Menü

Türkei: Urteilsbegründung vorgelegt – Wikipedia bald wieder zugänglich?

Nachdem die Sperrung von Wikipedia in der Türkei als rechtswidrig eingeordnet wurde, liegen nun Details zu dem Urteil vor. Damit sollte die Blockade bald enden.

Lesezeit: 1 Min.
In Pocket speichern
vorlesen Druckansicht Kommentare lesen 29 Beiträge

(Bild: Allmy/Shutterstock.com)

Von

Das türkische Verfassungsgericht hat seine detaillierten Erläuterungen zu dem vor wenigen Tagen ergangenen Urteil veröffentlicht, demzufolge die seit zweieinhalb Jahren durchgesetzte Sperrung der Online-Enzyklopädie Wikipedia in dem Land rechtswidrig ist. Nach der Bereitstellung der Urteilsbegründung sollte nun auch umgehend die Aufhebung der Blockade angeordnet werden, forderten Rechtsaktivisten gegenüber der Nachrichtenagentur dpa. Die müsse aber durch ein Gericht in Ankara verfügt werden, was offenbar noch nicht geschehen ist. Denn auch am Mittwochmorgen ist Wikipedia in dem Land nicht zugänglich.

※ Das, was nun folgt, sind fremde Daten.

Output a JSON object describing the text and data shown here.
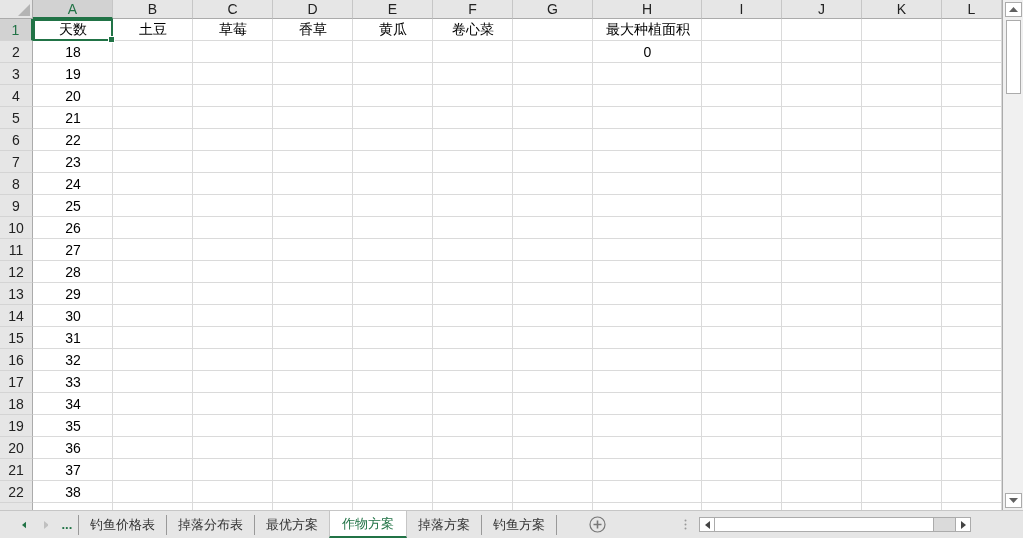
{
  "columns": [
    {
      "label": "A",
      "selected": true
    },
    {
      "label": "B",
      "selected": false
    },
    {
      "label": "C",
      "selected": false
    },
    {
      "label": "D",
      "selected": false
    },
    {
      "label": "E",
      "selected": false
    },
    {
      "label": "F",
      "selected": false
    },
    {
      "label": "G",
      "selected": false
    },
    {
      "label": "H",
      "selected": false
    },
    {
      "label": "I",
      "selected": false
    },
    {
      "label": "J",
      "selected": false
    },
    {
      "label": "K",
      "selected": false
    },
    {
      "label": "L",
      "selected": false
    }
  ],
  "rows": [
    {
      "label": "1",
      "selected": true,
      "cells": [
        "天数",
        "土豆",
        "草莓",
        "香草",
        "黄瓜",
        "卷心菜",
        null,
        "最大种植面积"
      ]
    },
    {
      "label": "2",
      "selected": false,
      "cells": [
        "18",
        null,
        null,
        null,
        null,
        null,
        null,
        "0"
      ]
    },
    {
      "label": "3",
      "selected": false,
      "cells": [
        "19"
      ]
    },
    {
      "label": "4",
      "selected": false,
      "cells": [
        "20"
      ]
    },
    {
      "label": "5",
      "selected": false,
      "cells": [
        "21"
      ]
    },
    {
      "label": "6",
      "selected": false,
      "cells": [
        "22"
      ]
    },
    {
      "label": "7",
      "selected": false,
      "cells": [
        "23"
      ]
    },
    {
      "label": "8",
      "selected": false,
      "cells": [
        "24"
      ]
    },
    {
      "label": "9",
      "selected": false,
      "cells": [
        "25"
      ]
    },
    {
      "label": "10",
      "selected": false,
      "cells": [
        "26"
      ]
    },
    {
      "label": "11",
      "selected": false,
      "cells": [
        "27"
      ]
    },
    {
      "label": "12",
      "selected": false,
      "cells": [
        "28"
      ]
    },
    {
      "label": "13",
      "selected": false,
      "cells": [
        "29"
      ]
    },
    {
      "label": "14",
      "selected": false,
      "cells": [
        "30"
      ]
    },
    {
      "label": "15",
      "selected": false,
      "cells": [
        "31"
      ]
    },
    {
      "label": "16",
      "selected": false,
      "cells": [
        "32"
      ]
    },
    {
      "label": "17",
      "selected": false,
      "cells": [
        "33"
      ]
    },
    {
      "label": "18",
      "selected": false,
      "cells": [
        "34"
      ]
    },
    {
      "label": "19",
      "selected": false,
      "cells": [
        "35"
      ]
    },
    {
      "label": "20",
      "selected": false,
      "cells": [
        "36"
      ]
    },
    {
      "label": "21",
      "selected": false,
      "cells": [
        "37"
      ]
    },
    {
      "label": "22",
      "selected": false,
      "cells": [
        "38"
      ]
    }
  ],
  "sheet_tabs": {
    "more": "...",
    "tabs": [
      {
        "label": "钓鱼价格表",
        "selected": false
      },
      {
        "label": "掉落分布表",
        "selected": false
      },
      {
        "label": "最优方案",
        "selected": false
      },
      {
        "label": "作物方案",
        "selected": true
      },
      {
        "label": "掉落方案",
        "selected": false
      },
      {
        "label": "钓鱼方案",
        "selected": false
      }
    ]
  }
}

Wikipedia ist seit April 2017 in der Türkei gesperrt. Die Telekommunikationsaufsicht des Landes begründete die Entscheidung damit, dass auf dem Portal fälschlicherweise behauptet würde, die Türkei unterstütze Terrororganisationen. Die für die Enzyklopädie verantwortliche Wikimedia Foundation hatte sowohl beim Verfassungsgericht als auch beim Europäischen Gerichtshof für Menschenrechte (EGMR) dagegen Beschwerde eingereicht. Ende Dezember 2019 entschied dann das türkische Verfassungsgericht, dass die Sperrung rechtswidrig ist und beendet werden müsse. Nach der Bekanntmachung der Details dürfte China nun bald wieder das einzige Land sein, in dem die Wikipedia gezielt komplett gesperrt ist.

Der Jura-Professor und Netz-Aktivist Yaman Akdeniz forderte gegenüber der dpa nun, dass der Zugriff "noch heute" wiederhergestellt werden müsse. "Es ist schon problematisch genug, dass das Verfassungsgericht zweieinhalb Jahre brauchte, um zu diesem Urteil zu kommen", ergänzte Akdeniz, der ebenfalls gegen die Sperre vorgegangen war. Aber auch wenn die Gerichtsentscheidung umgesetzt wird, würden in seinem Heimatland noch Hunderttausende Webseiten blockiert. Große Plattformen wie Youtube und Twitter unterliegen demnach ebenfalls Beschränkungen. (mho)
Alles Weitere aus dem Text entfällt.